Seven weeks after the second vaccination, both groups of cats were challenged with SARS-CoV-2 via the intranasal and oral routes simultaneously. Animals were monitored for 14 days post-infection for clinical signs and viral shedding before being humanely euthanized and evaluated for macroscopic and microscopic lesions.

The recombinant SARS-CoV-2 spike protein subunit vaccine induced strong antibody responses post-vaccination and significantly increased neutralizing antibody responses post-challenge. A significant difference in nasal and oral viral shedding, with significantly reduced virus load (detected using RT-qPCR) was observed in vaccinates compared to mock-vaccinated controls. Duration of nasal, oral, and rectal viral shedding was also significantly reduced in vaccinates compared to controls.
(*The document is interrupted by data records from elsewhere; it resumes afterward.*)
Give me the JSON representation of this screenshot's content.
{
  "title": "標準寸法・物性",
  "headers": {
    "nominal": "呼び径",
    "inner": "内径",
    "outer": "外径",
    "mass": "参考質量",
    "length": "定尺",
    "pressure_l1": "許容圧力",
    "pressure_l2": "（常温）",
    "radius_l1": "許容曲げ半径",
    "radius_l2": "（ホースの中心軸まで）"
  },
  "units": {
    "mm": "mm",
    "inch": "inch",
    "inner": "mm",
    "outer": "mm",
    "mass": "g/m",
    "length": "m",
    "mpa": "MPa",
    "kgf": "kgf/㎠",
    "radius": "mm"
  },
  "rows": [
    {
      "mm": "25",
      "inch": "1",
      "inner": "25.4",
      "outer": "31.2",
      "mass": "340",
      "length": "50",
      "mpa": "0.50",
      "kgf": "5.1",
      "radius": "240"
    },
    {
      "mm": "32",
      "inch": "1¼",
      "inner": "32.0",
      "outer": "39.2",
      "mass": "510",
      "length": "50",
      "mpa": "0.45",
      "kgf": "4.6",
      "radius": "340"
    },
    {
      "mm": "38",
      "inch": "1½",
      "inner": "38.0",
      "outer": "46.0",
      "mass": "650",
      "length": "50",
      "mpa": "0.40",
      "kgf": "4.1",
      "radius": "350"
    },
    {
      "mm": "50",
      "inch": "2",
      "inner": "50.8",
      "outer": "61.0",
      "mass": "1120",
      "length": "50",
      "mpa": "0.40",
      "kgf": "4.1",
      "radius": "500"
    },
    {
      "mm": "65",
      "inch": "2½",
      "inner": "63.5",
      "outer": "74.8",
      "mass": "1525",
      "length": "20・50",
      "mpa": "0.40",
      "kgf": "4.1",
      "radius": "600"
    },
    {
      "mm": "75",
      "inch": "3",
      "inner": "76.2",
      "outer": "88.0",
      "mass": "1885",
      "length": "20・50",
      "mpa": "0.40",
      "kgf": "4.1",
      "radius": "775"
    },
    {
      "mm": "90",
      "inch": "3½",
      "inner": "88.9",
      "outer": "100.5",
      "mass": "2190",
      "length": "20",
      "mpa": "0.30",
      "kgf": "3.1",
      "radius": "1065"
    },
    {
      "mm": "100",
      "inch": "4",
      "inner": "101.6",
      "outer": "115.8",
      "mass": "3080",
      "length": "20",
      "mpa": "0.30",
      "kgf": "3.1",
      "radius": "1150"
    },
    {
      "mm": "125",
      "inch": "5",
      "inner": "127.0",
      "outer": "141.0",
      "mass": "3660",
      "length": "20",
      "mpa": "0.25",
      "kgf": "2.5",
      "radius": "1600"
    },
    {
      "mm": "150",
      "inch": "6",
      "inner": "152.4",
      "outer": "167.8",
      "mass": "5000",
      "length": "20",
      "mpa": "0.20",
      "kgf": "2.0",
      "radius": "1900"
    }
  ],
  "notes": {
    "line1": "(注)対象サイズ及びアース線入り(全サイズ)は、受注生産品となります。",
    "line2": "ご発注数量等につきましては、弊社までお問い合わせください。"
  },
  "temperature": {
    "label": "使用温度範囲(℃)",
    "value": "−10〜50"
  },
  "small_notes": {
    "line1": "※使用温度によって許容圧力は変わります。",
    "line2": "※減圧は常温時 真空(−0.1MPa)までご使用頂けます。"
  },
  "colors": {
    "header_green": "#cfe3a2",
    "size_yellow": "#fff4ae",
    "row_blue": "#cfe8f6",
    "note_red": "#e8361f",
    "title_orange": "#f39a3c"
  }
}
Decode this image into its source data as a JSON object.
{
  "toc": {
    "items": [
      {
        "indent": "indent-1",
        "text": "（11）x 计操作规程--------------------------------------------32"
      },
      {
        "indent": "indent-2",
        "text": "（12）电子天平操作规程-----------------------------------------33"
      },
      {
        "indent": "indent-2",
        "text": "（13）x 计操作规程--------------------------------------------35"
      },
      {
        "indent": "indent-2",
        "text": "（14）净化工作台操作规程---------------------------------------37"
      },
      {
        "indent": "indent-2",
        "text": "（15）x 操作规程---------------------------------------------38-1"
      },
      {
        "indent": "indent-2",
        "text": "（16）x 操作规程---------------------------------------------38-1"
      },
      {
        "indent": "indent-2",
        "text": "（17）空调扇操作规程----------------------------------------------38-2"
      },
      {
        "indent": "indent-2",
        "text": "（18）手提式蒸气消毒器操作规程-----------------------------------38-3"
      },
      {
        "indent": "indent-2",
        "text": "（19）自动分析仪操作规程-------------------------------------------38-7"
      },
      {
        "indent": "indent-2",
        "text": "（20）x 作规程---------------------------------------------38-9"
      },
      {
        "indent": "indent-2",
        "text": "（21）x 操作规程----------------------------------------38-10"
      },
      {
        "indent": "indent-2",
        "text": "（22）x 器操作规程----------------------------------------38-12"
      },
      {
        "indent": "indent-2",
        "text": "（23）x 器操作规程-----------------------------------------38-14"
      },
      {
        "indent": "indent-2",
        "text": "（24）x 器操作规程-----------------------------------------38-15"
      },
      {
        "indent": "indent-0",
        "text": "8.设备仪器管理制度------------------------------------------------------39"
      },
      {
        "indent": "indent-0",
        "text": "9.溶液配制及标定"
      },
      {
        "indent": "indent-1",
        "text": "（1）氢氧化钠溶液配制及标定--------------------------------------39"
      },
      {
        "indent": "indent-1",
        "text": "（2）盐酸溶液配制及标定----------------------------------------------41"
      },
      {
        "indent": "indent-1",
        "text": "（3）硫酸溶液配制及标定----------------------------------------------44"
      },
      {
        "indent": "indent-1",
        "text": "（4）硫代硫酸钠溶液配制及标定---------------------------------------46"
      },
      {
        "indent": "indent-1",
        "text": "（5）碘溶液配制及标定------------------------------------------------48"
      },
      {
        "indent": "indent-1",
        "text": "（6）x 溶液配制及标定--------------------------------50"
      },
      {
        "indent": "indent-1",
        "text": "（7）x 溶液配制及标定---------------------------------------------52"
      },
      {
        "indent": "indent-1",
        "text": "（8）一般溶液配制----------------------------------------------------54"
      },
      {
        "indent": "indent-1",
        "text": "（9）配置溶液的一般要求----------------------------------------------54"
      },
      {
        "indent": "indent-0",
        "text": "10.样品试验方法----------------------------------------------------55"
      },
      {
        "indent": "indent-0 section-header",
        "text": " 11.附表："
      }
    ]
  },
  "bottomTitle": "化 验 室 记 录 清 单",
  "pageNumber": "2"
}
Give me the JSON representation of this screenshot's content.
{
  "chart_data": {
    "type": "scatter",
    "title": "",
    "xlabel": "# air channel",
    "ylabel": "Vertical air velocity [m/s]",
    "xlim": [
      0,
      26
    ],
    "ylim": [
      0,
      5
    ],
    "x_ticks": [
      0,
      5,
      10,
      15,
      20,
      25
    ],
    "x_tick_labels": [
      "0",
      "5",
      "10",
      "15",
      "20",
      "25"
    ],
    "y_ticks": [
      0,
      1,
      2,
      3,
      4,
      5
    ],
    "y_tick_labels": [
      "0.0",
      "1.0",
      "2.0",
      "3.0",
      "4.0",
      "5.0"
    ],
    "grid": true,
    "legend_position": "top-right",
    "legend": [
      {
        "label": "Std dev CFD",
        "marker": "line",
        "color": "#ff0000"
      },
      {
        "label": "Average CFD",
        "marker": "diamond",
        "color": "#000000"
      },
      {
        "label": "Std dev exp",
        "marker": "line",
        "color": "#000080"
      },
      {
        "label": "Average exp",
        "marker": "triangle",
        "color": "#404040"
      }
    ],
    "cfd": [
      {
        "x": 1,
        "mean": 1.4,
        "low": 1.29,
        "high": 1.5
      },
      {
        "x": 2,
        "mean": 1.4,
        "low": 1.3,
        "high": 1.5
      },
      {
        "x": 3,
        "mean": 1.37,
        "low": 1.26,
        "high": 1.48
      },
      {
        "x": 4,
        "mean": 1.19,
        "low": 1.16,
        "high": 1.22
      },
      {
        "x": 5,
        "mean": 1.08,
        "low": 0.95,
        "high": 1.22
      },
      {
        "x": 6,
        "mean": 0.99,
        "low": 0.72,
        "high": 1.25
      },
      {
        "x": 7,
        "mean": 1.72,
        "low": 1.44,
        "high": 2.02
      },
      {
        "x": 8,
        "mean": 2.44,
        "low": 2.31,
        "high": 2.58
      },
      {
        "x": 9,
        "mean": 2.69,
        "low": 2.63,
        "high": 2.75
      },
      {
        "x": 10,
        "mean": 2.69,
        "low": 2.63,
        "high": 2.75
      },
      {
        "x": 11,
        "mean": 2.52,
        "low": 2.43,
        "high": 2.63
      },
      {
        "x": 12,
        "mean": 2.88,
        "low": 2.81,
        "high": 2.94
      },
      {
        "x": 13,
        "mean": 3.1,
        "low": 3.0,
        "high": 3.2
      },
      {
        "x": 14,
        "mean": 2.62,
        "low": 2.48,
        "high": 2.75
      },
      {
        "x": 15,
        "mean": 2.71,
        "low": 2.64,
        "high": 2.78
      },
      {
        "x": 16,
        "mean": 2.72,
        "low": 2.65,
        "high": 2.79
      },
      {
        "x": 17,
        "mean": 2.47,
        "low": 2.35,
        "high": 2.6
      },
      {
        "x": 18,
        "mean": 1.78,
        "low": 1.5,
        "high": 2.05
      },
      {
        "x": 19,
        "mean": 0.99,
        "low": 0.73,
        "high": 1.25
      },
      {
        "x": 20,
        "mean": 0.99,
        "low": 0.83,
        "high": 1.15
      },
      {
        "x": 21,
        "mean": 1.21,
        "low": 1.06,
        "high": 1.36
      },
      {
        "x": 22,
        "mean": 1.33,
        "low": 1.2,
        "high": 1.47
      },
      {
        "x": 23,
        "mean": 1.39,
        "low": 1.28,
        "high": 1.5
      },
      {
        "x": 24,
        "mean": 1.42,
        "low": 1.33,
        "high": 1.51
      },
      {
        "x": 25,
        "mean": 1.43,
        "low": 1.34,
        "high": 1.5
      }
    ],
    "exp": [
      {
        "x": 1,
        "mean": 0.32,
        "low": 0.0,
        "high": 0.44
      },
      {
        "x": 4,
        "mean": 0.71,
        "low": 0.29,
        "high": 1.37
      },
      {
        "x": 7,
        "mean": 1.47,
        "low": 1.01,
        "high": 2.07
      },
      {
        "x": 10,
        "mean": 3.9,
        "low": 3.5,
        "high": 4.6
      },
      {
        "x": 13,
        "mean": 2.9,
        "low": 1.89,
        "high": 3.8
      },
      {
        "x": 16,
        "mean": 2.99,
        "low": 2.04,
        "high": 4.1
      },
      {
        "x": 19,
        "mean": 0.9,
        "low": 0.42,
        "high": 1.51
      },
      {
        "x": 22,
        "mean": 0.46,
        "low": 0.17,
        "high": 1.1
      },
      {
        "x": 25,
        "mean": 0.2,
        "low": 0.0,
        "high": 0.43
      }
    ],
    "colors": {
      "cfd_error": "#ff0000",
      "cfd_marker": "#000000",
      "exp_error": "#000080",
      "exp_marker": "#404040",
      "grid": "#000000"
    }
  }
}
No differences in histopathological lesion scores were noted between the two groups.

The study’s findings support the safety and efficacy of the recombinant spike protein-based SARS-CoV-2 vaccine, which induced high levels of neutralizing antibodies and reduced nasal, oral, and rectal viral shedding, indicating that this vaccine will be efficacious as a COVID-19 vaccine for domestic cats.